Improving Compositionality of Neural Networks by Decoding Representations to Inputs
This work addresses the problem of improving the interpretability and functionality of deep learning programs for researchers and practitioners, though it is a modest first step and incremental in nature.
The authors tackled the lack of compositionality in neural networks by introducing Decodable Neural Networks (DecNN), which jointly train a generative model to decode activations back to inputs, enabling applications like out-of-distribution detection and adversarial example detection while matching standard networks in accuracy.

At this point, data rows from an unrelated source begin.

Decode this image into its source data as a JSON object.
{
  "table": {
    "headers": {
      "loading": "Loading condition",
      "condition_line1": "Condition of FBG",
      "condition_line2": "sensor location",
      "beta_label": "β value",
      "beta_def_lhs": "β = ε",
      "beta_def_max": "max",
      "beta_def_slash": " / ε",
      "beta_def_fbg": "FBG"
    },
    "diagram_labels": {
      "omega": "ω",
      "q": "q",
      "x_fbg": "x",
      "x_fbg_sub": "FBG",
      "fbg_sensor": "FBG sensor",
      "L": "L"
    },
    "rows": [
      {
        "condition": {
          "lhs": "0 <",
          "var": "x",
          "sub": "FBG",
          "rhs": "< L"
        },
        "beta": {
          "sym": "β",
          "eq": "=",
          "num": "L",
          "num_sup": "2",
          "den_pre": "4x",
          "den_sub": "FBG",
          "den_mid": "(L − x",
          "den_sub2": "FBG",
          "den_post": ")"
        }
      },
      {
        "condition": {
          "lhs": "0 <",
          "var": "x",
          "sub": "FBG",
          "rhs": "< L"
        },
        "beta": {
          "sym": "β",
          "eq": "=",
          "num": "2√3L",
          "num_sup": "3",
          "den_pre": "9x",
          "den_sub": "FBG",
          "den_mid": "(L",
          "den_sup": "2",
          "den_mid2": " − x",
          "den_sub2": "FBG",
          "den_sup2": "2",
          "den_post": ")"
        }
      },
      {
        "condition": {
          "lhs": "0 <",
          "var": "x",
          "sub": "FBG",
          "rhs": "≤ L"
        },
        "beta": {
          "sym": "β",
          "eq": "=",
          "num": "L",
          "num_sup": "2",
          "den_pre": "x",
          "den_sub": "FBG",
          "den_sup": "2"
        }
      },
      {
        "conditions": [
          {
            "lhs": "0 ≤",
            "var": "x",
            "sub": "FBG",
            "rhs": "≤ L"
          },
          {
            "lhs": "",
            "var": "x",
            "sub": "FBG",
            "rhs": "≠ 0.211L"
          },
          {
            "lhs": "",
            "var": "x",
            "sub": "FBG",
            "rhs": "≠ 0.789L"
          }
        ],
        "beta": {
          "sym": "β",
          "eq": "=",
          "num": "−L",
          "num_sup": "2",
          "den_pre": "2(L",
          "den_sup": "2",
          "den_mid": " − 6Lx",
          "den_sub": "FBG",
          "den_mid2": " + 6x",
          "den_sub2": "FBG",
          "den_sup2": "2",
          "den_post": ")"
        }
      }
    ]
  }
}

In traditional software programs, it is easy to trace program logic from variables back to input, apply assertion statements to block erroneous behavior, and compose programs together. Although deep learning programs have demonstrated strong performance on novel applications, they sacrifice many of the functionalities of traditional software programs. With this as motivation, we take a modest first step towards improving deep learning programs by jointly training a generative model to constrain neural network activations to "decode" back to inputs. We call this design a Decodable Neural Network, or DecNN. Doing so enables a form of compositionality in neural networks, where one can recursively compose DecNN with itself to create an ensemble-like model with uncertainty. In our experiments, we demonstrate applications of this uncertainty to out-of-distribution detection, adversarial example detection, and calibration -- while matching standard neural networks in accuracy. We further explore this compositionality by combining DecNN with pretrained models, where we show promising results that neural networks can be regularized from using protected features.